The ability to match the same ID in more than one MB can be exploited to implement a reception queue
(in addition to the full featured FIFO) to allow more time for the CPU to service the MBs. By programming
more than one MB with the same ID, received messages will be queued into the MBs. The CPU can
examine the Time Stamp field of the MBs to determine the order in which the messages arrived.
The matching algorithm described above can be changed to be the same one used in previous versions of
the FlexCAN module. When the BCC bit in MCR is negated, the matching algorithm stops at the first MB
with a matching ID that it founds, whether this MB is free or not.
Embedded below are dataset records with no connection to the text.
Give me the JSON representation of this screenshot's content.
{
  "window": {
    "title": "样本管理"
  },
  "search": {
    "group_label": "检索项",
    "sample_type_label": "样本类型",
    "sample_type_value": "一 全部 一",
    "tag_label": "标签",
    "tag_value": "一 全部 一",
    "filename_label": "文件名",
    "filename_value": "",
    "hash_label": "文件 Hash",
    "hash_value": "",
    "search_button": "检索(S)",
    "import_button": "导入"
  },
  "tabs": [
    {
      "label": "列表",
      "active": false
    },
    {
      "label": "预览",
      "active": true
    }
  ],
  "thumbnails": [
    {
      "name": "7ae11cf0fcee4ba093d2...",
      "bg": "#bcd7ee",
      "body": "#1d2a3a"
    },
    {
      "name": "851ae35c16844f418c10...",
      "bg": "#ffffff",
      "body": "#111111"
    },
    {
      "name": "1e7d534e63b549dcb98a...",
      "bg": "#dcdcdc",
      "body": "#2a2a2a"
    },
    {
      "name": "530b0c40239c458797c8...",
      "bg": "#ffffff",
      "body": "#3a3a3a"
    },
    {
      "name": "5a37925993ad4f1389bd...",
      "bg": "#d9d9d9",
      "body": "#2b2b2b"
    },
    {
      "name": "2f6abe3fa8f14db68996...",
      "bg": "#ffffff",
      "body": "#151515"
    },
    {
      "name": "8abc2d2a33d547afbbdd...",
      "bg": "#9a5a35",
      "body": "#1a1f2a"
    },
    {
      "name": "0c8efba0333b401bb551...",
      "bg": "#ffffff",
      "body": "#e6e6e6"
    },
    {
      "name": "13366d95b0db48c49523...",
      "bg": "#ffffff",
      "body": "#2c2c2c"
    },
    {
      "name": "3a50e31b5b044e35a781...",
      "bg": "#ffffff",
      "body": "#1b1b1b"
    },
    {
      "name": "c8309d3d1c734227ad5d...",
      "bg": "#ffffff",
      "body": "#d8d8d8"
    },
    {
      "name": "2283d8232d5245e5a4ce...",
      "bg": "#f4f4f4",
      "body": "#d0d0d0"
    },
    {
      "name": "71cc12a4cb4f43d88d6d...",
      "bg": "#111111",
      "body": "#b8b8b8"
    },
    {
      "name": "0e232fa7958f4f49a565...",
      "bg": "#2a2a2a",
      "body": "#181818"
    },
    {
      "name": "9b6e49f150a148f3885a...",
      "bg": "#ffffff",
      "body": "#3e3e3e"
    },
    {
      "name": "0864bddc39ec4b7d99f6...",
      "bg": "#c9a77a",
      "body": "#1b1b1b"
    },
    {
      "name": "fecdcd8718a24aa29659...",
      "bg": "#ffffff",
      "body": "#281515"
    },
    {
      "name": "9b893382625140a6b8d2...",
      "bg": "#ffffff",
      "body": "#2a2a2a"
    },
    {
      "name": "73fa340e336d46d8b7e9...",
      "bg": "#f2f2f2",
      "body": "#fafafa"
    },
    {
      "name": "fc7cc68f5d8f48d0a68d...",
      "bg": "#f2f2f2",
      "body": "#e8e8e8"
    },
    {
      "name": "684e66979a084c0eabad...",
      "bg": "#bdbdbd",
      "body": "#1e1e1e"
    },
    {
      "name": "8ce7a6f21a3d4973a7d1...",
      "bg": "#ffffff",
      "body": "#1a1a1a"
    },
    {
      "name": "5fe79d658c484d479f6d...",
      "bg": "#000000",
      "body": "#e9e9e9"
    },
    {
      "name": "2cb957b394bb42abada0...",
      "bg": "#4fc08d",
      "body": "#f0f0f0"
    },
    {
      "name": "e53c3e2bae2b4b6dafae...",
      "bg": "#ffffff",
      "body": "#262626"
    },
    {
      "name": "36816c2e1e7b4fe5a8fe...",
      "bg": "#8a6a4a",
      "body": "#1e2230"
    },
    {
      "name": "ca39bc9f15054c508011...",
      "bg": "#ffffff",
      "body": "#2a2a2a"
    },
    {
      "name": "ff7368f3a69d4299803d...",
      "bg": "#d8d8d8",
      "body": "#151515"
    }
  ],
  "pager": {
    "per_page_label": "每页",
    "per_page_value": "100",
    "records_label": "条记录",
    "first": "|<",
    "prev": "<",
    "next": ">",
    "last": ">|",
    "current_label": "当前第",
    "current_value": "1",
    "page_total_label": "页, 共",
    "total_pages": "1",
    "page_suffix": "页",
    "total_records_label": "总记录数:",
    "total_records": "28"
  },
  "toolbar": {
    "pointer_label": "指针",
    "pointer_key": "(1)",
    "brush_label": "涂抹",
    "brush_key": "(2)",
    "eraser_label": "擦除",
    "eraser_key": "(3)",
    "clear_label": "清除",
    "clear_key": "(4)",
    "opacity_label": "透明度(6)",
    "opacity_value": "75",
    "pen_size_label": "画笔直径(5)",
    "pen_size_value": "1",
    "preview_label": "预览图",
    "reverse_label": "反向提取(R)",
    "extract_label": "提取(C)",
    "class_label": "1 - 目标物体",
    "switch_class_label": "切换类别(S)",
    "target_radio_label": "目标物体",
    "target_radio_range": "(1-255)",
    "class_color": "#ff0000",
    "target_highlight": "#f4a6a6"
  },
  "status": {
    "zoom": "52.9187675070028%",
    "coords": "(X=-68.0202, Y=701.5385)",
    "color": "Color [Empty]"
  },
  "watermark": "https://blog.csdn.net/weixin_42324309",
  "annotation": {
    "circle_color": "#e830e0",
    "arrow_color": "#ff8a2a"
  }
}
As a result, the message queueing feature
does not work if the BCC bit is negated.
Matching to a range of IDs is possible by using ID Acceptance Masks. FlexCAN supports individual
masking per MB (see
Section 18.3.4.13, Rx Individual Mask Registers (RXIMR0–RXIMR63) ). During
the matching algorithm, if a mask bit is asserted, then the corresponding ID bit is compared. If the mask
bit is negated, the corresponding ID bit is a don’t-care bit. Please note that the Individual Mask Registers
are implemented in RAM, so they are not initialized out of reset. Also, they can only be programmed if
the BCC bit is asserted and while the module is in Freeze mode.